On 16/11/10 9:52 AM, Paul Hoffman wrote:
At 9:21 AM +1100 11/16/10, Ian G wrote:
It used to be said that the NSA employed more mathematicians than the rest of
the world put together. This was sort of a comment on their dominance in
cryptography. Is this factoid still the case?
And, could it be said that the NSA employs more IT Sec people than anyone else?
I'm trying to come up with some sort of view as to how leading or powerful the
NSA's influence is on the infosec world. For example, they are currently
pushing out the humble 1024 bit RSA key (via their open partner NIST).
NSA !!= NIST
:)
The NSA has a stated goal to get more people to use Suite B, which does not include RSA
of any key size.

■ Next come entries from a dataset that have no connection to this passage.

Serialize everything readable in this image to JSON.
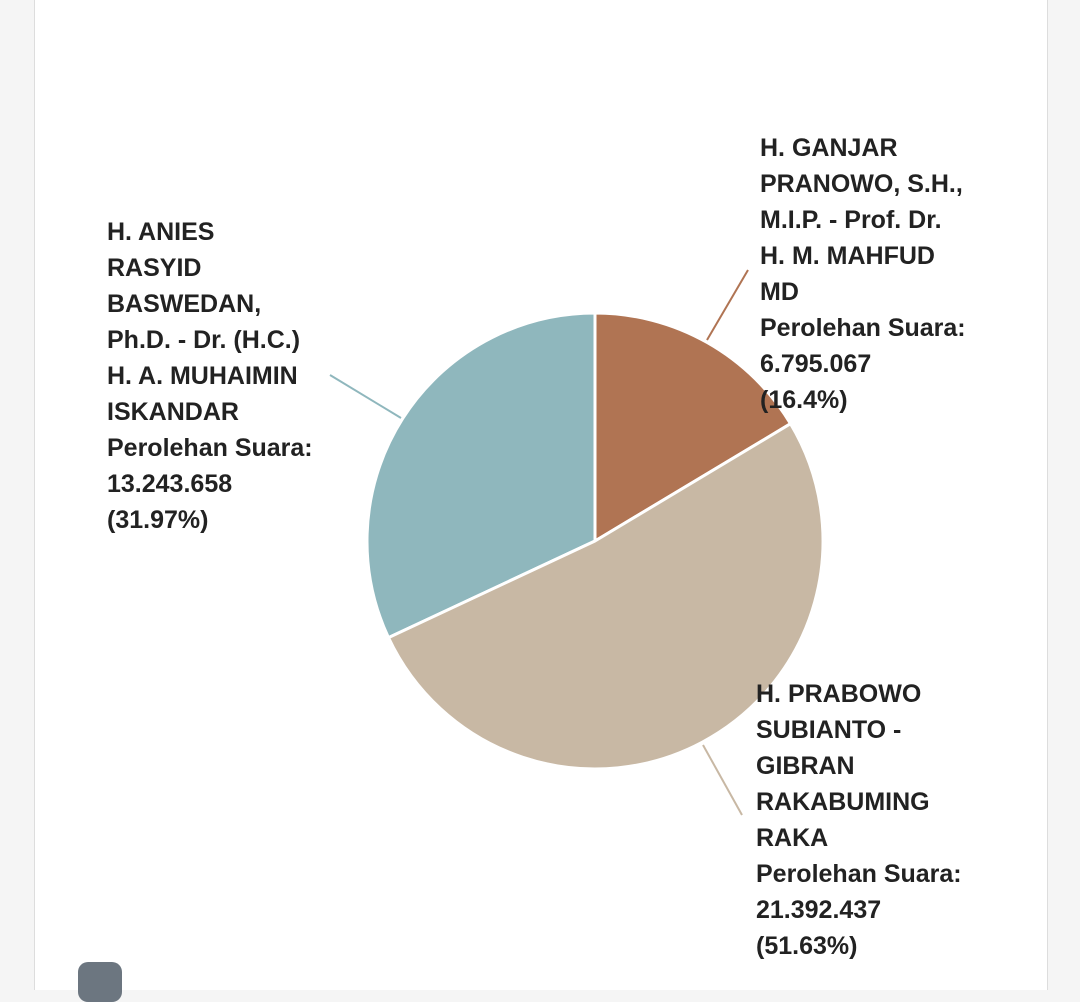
{
  "chart_data": {
    "type": "pie",
    "slices": [
      {
        "label": "H. ANIES RASYID BASWEDAN, Ph.D. - Dr. (H.C.) H. A. MUHAIMIN ISKANDAR",
        "display": "H. ANIES\nRASYID\nBASWEDAN,\nPh.D. - Dr. (H.C.)\nH. A. MUHAIMIN\nISKANDAR\nPerolehan Suara:\n13.243.658\n(31.97%)",
        "value": 13243658,
        "percent": 31.97,
        "color": "#8fb7bd"
      },
      {
        "label": "H. GANJAR PRANOWO, S.H., M.I.P. - Prof. Dr. H. M. MAHFUD MD",
        "display": "H. GANJAR\nPRANOWO, S.H.,\nM.I.P. - Prof. Dr.\nH. M. MAHFUD\nMD\nPerolehan Suara:\n6.795.067\n(16.4%)",
        "value": 6795067,
        "percent": 16.4,
        "color": "#b07453"
      },
      {
        "label": "H. PRABOWO SUBIANTO - GIBRAN RAKABUMING RAKA",
        "display": "H. PRABOWO\nSUBIANTO -\nGIBRAN\nRAKABUMING\nRAKA\nPerolehan Suara:\n21.392.437\n(51.63%)",
        "value": 21392437,
        "percent": 51.63,
        "color": "#c8b8a4"
      }
    ],
    "start_angle_deg": 0,
    "direction": "clockwise"
  }
}
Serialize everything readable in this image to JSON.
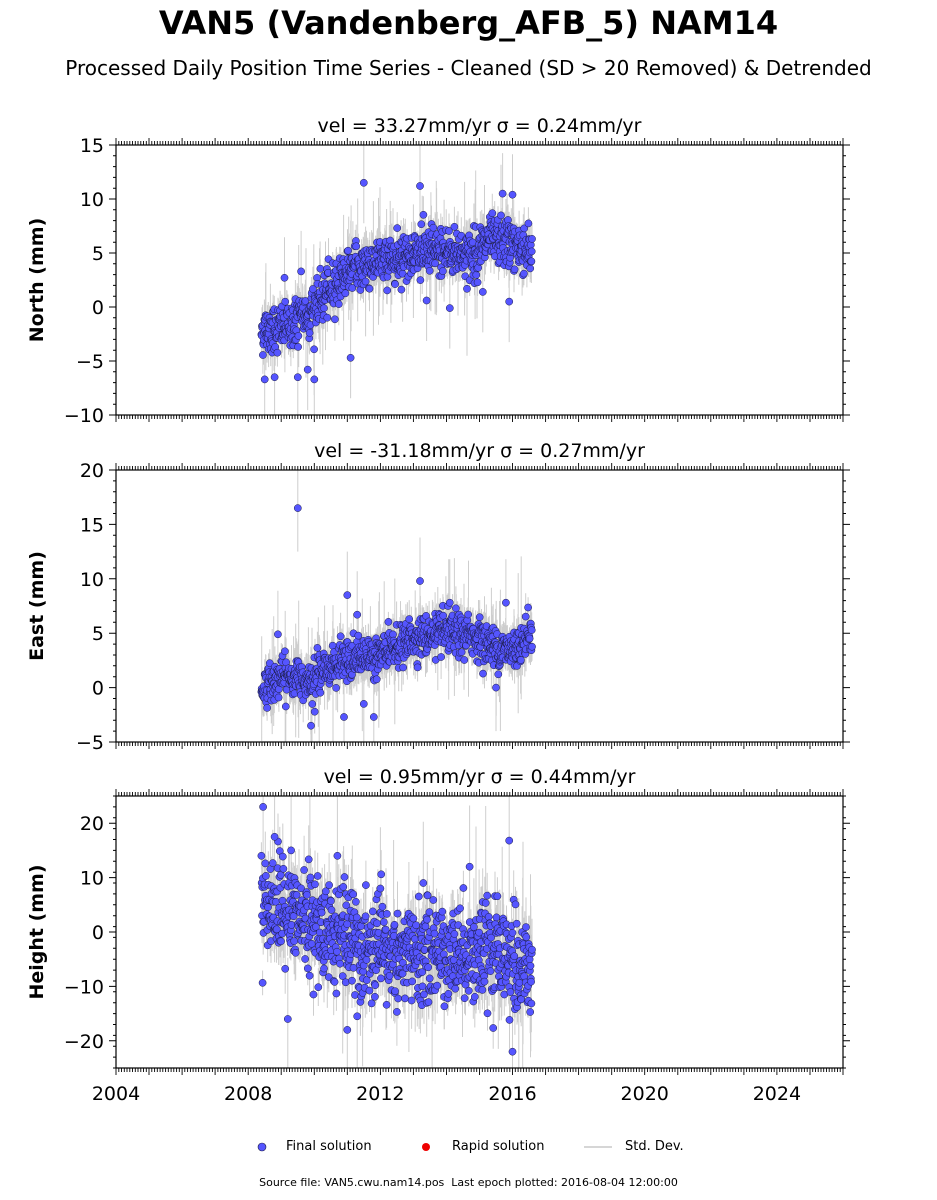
{
  "chart_data": {
    "type": "scatter",
    "title": "VAN5 (Vandenberg_AFB_5) NAM14",
    "subtitle": "Processed Daily Position Time Series - Cleaned (SD > 20 Removed) & Detrended",
    "x_range": [
      2004,
      2026
    ],
    "x_tick_labels": [
      "2004",
      "2008",
      "2012",
      "2016",
      "2020",
      "2024"
    ],
    "grid": false,
    "legend_placement": "bottom-center",
    "panels": [
      {
        "ylabel": "North (mm)",
        "title": "vel = 33.27mm/yr   σ = 0.24mm/yr",
        "ylim": [
          -10,
          15
        ],
        "y_ticks": [
          -10,
          -5,
          0,
          5,
          10,
          15
        ],
        "y_tick_labels": [
          "−10",
          "−5",
          "0",
          "5",
          "10",
          "15"
        ],
        "trend": [
          [
            2008.4,
            -2.2
          ],
          [
            2009.2,
            -1.8
          ],
          [
            2009.9,
            -0.4
          ],
          [
            2010.5,
            1.6
          ],
          [
            2011.0,
            3.4
          ],
          [
            2012.0,
            4.3
          ],
          [
            2013.0,
            5.0
          ],
          [
            2014.0,
            5.2
          ],
          [
            2014.8,
            4.8
          ],
          [
            2015.3,
            6.1
          ],
          [
            2015.8,
            6.0
          ],
          [
            2016.6,
            5.1
          ]
        ],
        "scatter_sd": 1.1,
        "outliers": [
          [
            2011.5,
            11.5
          ],
          [
            2013.2,
            11.2
          ],
          [
            2015.7,
            10.5
          ],
          [
            2016.0,
            10.4
          ],
          [
            2009.6,
            3.3
          ],
          [
            2009.1,
            2.7
          ],
          [
            2011.1,
            -4.7
          ],
          [
            2008.5,
            -6.7
          ],
          [
            2008.8,
            -6.5
          ],
          [
            2009.5,
            -6.5
          ],
          [
            2009.8,
            -5.8
          ],
          [
            2010.0,
            -6.7
          ],
          [
            2013.4,
            0.6
          ],
          [
            2014.1,
            -0.1
          ],
          [
            2015.1,
            1.4
          ],
          [
            2015.9,
            0.5
          ]
        ],
        "std_dev_typical": 1.5
      },
      {
        "ylabel": "East (mm)",
        "title": "vel = -31.18mm/yr   σ = 0.27mm/yr",
        "ylim": [
          -5,
          20
        ],
        "y_ticks": [
          -5,
          0,
          5,
          10,
          15,
          20
        ],
        "y_tick_labels": [
          "−5",
          "0",
          "5",
          "10",
          "15",
          "20"
        ],
        "trend": [
          [
            2008.4,
            -0.2
          ],
          [
            2009.0,
            1.0
          ],
          [
            2009.8,
            0.8
          ],
          [
            2010.5,
            2.0
          ],
          [
            2011.5,
            2.8
          ],
          [
            2012.2,
            3.3
          ],
          [
            2013.0,
            4.5
          ],
          [
            2014.0,
            5.0
          ],
          [
            2014.8,
            4.8
          ],
          [
            2015.5,
            3.6
          ],
          [
            2016.0,
            3.4
          ],
          [
            2016.6,
            5.2
          ]
        ],
        "scatter_sd": 0.9,
        "outliers": [
          [
            2009.5,
            16.5
          ],
          [
            2013.2,
            9.8
          ],
          [
            2011.0,
            8.5
          ],
          [
            2011.3,
            6.7
          ],
          [
            2008.9,
            4.9
          ],
          [
            2015.8,
            7.8
          ],
          [
            2009.9,
            -3.5
          ],
          [
            2010.9,
            -2.7
          ],
          [
            2011.8,
            -2.7
          ],
          [
            2011.5,
            -1.5
          ],
          [
            2014.1,
            7.8
          ],
          [
            2015.5,
            0.0
          ]
        ],
        "std_dev_typical": 1.6
      },
      {
        "ylabel": "Height (mm)",
        "title": "vel = 0.95mm/yr   σ = 0.44mm/yr",
        "ylim": [
          -25,
          25
        ],
        "y_ticks": [
          -20,
          -10,
          0,
          10,
          20
        ],
        "y_tick_labels": [
          "−20",
          "−10",
          "0",
          "10",
          "20"
        ],
        "trend": [
          [
            2008.4,
            6.0
          ],
          [
            2009.0,
            4.0
          ],
          [
            2010.0,
            1.0
          ],
          [
            2010.8,
            -0.5
          ],
          [
            2011.5,
            -4.0
          ],
          [
            2012.5,
            -4.5
          ],
          [
            2013.5,
            -4.0
          ],
          [
            2014.5,
            -3.5
          ],
          [
            2015.5,
            -4.5
          ],
          [
            2016.2,
            -6.0
          ],
          [
            2016.6,
            -6.5
          ]
        ],
        "scatter_sd": 4.5,
        "outliers": [
          [
            2008.45,
            23.0
          ],
          [
            2008.8,
            17.5
          ],
          [
            2015.9,
            16.8
          ],
          [
            2016.0,
            -22.0
          ],
          [
            2009.2,
            -16.0
          ],
          [
            2011.0,
            -18.0
          ],
          [
            2009.3,
            15.0
          ],
          [
            2012.0,
            8.0
          ],
          [
            2014.7,
            12.0
          ],
          [
            2010.7,
            14.0
          ],
          [
            2013.3,
            9.0
          ],
          [
            2011.3,
            -15.5
          ]
        ],
        "std_dev_typical": 4.5
      }
    ],
    "t_start": 2008.4,
    "t_end": 2016.59,
    "colors": {
      "final": "#5555ff",
      "final_edge": "#1a1a40",
      "rapid": "#ee0000",
      "std_dev": "#bdbdbd"
    }
  },
  "legend": {
    "final": "Final solution",
    "rapid": "Rapid solution",
    "std": "Std. Dev."
  },
  "footer": {
    "source": "Source file: VAN5.cwu.nam14.pos",
    "last_epoch": "Last epoch plotted: 2016-08-04 12:00:00"
  }
}
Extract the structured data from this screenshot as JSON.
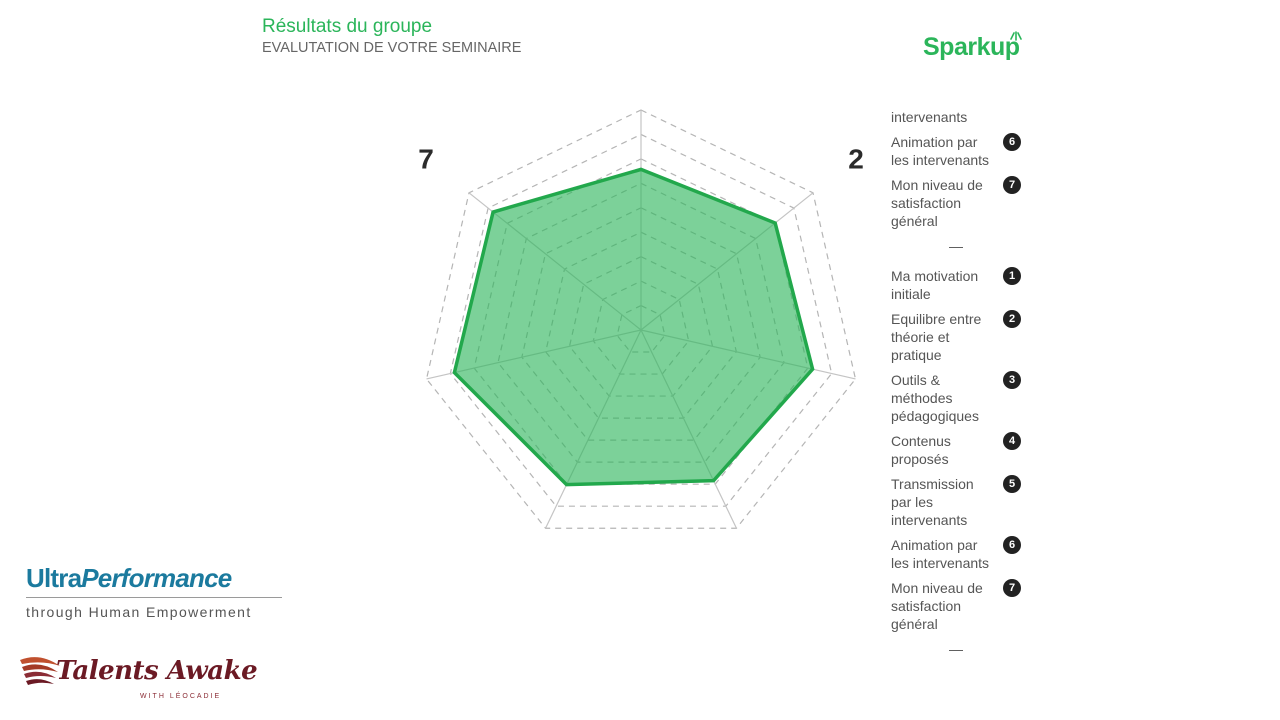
{
  "header": {
    "title": "Résultats du groupe",
    "subtitle": "EVALUTATION DE VOTRE SEMINAIRE"
  },
  "brand": {
    "name": "Sparkup",
    "color": "#2bb55a"
  },
  "chart_data": {
    "type": "radar",
    "axes": [
      "1",
      "2",
      "3",
      "4",
      "5",
      "6",
      "7"
    ],
    "rings": 9,
    "series": [
      {
        "values": [
          0.73,
          0.78,
          0.8,
          0.76,
          0.78,
          0.87,
          0.86
        ]
      }
    ],
    "fill_color": "#2bb55a",
    "fill_opacity": 0.62,
    "stroke_color": "#22a84c",
    "grid": true
  },
  "legend": {
    "top": [
      {
        "label": "intervenants",
        "num": ""
      },
      {
        "label": "Animation par les intervenants",
        "num": "6"
      },
      {
        "label": "Mon niveau de satisfaction général",
        "num": "7"
      }
    ],
    "separator": "—",
    "items": [
      {
        "label": "Ma motivation initiale",
        "num": "1"
      },
      {
        "label": "Equilibre entre théorie et pratique",
        "num": "2"
      },
      {
        "label": "Outils & méthodes pédagogiques",
        "num": "3"
      },
      {
        "label": "Contenus proposés",
        "num": "4"
      },
      {
        "label": "Transmission par les intervenants",
        "num": "5"
      },
      {
        "label": "Animation par les intervenants",
        "num": "6"
      },
      {
        "label": "Mon niveau de satisfaction général",
        "num": "7"
      }
    ],
    "separator_bottom": "—"
  },
  "partners": {
    "ultra_a": "Ultra",
    "ultra_b": "Performance",
    "ultra_tagline": "through Human Empowerment",
    "talents_name": "Talents Awake",
    "talents_tagline": "WITH LÉOCADIE"
  }
}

NIST is pushing for larger RSA key sizes, while making Suite B an
"option".
You and I have both been in the business long enough to see why that is.
When the NSA walks into the room and says, "from now on EC is the way
to do things," well .. we all know that RSA is dominant, and they'd be
better be thinking decade++ timeframes with liberal doses of patience.
From that long term business perspective, NIST and NSA are walking
hand-in-hand here. NIST is talking to the vast majority who are just
using stuff downloaded from the net. NSA are talking to the smaller
minority that have to meet heavy compliance over crypto. Whatever the
merits of NSA's view on ECC, this marriage speaks to two audiences.
In this case, the documentation clearly states it is for USA government
agencies only, but it seems open players like Mozilla with completely different
security agendas are tripping over themselves to follow NSA's guidance.
I don't see Suite B in Mozilla products yet.
Yeah, see above. It's easy to express an opinion on 1024 and 2048.
It's a whole other ball game to talk elliptic curves over RSA in
internet protocols.
As an illustrative observation, it's only in the last year or two that
the net community has woken up to the fact that we need to get MD5 out
of the protocols... After how much warning? 15 years?